It was a sight to behold. Our kids darted back and forth wildly through the massive cloud of white powder in the air. I’m sure our belly laughs could be heard from blocks away. Flour was flung across the back yard, landing on our clothes, our hair, and all over our faces. By the time we finally washed it all off, it was time for dinner. Our kids filled their plates with chips, gummy bears, cookies, and ice cream. I think there was a hot dog somewhere on there for good measure. They wanted to watch a movie, so we built a blanket fort and cuddled up to watch together. Our kids were living in bliss.
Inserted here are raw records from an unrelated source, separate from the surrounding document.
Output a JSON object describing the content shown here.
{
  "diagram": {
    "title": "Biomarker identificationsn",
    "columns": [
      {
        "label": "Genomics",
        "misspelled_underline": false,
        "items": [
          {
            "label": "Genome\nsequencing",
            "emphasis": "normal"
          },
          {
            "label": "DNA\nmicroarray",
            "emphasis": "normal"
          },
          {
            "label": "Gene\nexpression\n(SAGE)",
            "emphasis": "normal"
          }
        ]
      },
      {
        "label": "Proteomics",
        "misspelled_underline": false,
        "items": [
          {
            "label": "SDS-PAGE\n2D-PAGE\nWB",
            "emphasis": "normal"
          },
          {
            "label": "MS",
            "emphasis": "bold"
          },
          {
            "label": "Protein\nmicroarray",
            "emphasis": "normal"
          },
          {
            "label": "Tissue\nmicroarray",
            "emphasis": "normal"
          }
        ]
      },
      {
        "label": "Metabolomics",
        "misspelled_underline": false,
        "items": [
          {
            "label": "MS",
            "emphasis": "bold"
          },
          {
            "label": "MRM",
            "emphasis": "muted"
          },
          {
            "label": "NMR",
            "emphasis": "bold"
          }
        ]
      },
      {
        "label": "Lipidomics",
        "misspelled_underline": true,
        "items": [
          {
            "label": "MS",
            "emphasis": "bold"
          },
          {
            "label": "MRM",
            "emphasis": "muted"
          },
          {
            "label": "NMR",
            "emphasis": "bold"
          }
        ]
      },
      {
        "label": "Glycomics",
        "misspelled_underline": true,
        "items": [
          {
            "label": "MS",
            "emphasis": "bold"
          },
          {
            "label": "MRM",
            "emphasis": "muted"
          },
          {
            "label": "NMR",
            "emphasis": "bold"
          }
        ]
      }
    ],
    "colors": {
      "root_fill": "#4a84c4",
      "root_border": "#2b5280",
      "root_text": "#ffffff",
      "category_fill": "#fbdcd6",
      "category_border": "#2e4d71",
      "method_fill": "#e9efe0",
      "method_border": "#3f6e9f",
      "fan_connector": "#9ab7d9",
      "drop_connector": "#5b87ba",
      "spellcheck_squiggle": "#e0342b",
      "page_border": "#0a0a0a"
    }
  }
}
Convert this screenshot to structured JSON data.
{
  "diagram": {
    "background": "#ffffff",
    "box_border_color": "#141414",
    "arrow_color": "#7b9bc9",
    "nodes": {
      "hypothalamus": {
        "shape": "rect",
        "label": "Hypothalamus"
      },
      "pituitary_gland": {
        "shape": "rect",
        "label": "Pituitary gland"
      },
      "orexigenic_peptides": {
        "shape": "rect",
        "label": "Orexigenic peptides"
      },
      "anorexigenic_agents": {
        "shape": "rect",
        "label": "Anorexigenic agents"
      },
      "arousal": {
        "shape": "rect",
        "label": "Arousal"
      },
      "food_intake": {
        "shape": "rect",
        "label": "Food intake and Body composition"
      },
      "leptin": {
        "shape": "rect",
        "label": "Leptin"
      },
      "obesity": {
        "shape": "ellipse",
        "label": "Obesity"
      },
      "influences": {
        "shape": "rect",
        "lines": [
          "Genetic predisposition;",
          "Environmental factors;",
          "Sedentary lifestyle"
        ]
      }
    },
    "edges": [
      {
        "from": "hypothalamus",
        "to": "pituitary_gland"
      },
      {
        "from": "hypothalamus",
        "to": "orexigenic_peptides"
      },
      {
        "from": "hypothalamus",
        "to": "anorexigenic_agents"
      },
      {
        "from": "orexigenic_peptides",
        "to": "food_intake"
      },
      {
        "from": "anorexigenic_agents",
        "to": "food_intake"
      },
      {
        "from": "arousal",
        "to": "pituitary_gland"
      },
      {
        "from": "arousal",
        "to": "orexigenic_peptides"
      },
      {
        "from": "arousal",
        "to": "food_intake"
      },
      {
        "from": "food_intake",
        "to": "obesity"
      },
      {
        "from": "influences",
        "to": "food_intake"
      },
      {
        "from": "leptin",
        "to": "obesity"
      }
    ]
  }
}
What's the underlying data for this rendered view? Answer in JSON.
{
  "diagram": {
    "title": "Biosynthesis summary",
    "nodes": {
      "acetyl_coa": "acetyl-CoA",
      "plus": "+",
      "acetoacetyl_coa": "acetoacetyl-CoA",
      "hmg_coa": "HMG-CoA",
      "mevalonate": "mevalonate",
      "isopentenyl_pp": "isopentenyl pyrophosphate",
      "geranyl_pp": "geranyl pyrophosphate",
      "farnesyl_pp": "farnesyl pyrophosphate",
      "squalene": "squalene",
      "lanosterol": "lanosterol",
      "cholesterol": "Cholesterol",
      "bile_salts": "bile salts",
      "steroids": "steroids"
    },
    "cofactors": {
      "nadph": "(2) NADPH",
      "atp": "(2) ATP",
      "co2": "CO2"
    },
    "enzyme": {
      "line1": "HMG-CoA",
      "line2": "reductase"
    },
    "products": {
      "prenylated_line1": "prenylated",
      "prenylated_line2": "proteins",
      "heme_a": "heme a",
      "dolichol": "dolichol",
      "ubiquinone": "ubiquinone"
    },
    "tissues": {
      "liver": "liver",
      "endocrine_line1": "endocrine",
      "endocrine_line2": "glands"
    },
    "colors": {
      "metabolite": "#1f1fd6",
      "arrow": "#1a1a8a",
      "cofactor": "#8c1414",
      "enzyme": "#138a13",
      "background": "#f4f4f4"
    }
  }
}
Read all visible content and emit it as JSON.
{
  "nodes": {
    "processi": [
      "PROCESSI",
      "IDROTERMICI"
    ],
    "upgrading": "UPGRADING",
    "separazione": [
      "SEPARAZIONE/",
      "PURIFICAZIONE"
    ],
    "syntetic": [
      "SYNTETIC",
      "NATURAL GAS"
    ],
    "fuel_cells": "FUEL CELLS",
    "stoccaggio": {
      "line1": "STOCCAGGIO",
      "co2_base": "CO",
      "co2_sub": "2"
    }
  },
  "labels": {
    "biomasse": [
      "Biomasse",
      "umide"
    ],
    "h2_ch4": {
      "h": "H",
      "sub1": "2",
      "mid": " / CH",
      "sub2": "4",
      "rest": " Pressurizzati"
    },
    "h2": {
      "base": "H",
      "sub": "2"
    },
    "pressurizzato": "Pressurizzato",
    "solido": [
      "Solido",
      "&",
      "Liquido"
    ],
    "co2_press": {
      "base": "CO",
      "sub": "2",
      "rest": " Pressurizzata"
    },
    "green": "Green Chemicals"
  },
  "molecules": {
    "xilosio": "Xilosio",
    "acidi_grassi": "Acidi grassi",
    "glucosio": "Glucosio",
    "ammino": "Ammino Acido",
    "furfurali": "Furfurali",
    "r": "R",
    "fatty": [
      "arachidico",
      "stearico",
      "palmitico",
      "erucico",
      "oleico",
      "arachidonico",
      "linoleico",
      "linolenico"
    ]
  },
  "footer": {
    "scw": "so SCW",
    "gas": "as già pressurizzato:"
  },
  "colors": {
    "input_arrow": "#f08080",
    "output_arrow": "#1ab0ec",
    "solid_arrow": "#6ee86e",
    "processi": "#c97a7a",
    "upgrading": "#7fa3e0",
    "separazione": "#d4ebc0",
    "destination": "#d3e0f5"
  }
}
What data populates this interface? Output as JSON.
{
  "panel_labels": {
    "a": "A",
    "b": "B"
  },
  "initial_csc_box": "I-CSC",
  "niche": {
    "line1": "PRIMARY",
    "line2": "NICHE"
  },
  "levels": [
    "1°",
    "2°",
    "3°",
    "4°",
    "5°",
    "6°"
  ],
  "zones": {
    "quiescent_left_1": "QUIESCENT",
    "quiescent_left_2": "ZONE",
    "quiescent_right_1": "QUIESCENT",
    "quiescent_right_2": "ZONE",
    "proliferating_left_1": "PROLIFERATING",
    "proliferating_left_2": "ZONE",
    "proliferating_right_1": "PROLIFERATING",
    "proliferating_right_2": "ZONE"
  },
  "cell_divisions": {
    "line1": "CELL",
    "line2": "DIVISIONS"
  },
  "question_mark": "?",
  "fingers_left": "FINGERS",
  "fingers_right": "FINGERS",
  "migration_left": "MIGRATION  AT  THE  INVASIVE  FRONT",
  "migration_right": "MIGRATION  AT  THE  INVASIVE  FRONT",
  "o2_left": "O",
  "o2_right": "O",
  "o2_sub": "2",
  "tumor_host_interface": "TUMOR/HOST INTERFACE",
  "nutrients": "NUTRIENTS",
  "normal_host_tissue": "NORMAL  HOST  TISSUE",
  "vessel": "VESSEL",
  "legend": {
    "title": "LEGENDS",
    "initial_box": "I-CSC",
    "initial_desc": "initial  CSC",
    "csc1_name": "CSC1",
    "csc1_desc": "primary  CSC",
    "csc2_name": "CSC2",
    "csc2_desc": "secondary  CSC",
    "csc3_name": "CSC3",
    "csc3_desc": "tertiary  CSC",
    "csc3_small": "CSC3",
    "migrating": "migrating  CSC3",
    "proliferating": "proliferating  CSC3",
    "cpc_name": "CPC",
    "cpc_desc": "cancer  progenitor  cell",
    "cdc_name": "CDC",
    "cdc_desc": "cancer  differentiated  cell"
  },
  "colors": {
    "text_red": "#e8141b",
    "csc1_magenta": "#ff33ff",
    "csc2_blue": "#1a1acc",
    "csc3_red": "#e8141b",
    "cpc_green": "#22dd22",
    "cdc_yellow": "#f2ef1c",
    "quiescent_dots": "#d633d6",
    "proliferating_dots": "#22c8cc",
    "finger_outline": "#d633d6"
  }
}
What would normally seem like a nightmare for me turned out to be one of the most fun days I have had with my kids in a really long time.
A few years ago, All Pro Dad published a post about “No Rules Night.” On No Rules Night, anything goes, with only two rules in place: What we do must be safe and we must consider others. My husband loved the idea and presented it to me. With a little hesitation from me, we gave it a try (for a whole day!) and even put our own spin on it. The idea originally had me cringing with fear of messes, cavities, and lots of noise. Now the flour-flinging, silly stringing, water ballooning, candy-for-dinner day has become an annual tradition for our family. Does this idea make you cringe, too? Here are three reasons to give it a try anyway.
No Rules Day teaches you to loosen up.
My kids have told me openly that their dad is more fun than I am. They weren’t being mean, but they’re also not wrong. I am a stickler for keeping the house clean and I like maintaining structure. Neither of those characteristics gives me a reputation for being fun. No Rules Day has given me permission to break my own rules and even to become the culprit who instigated the first flour-fight. Now when my kids are making a mess, I don’t interrupt so quickly. It’s usually harmless and they’ll usually still clean it up themselves.
No Rules Day teaches you what your kids are capable of.
My kids helping in the kitchen is inconvenient when I’m trying to cook dinner. I don’t usually readily accept any help they offer because honestly, it doesn’t feel like help. I also have a mom superpower—I can glance at a situation and instantly visualize what could go wrong and who will get hurt. When my daughter asked to make cookies on No Rules Day, I hesitated to say yes. But she impressed me with her ability to crack eggs without getting any shell in the bowl. She even was able to put in and take out the cookies from the oven safely. No Rules Day provided me an opportunity to see what my kids could really do.
No Rules Day teaches you where to put your energy.
My everyday mentality is that I am not here to entertain my kids. However, this means I say “no” to my kids way more often than I say “yes.” On this special day, I’m not supposed to say “no” to anything unless it breaks our two safety rules. This means a lot of energy is spent doing what the kids want instead of what I want. No Rules day taught me that I can say “yes” and absolutely enjoy playing with my kids. Besides, it’s good for an adult to let go and get in touch with your inner child.
What would or wouldn’t you let your kids do during a No Rules Day?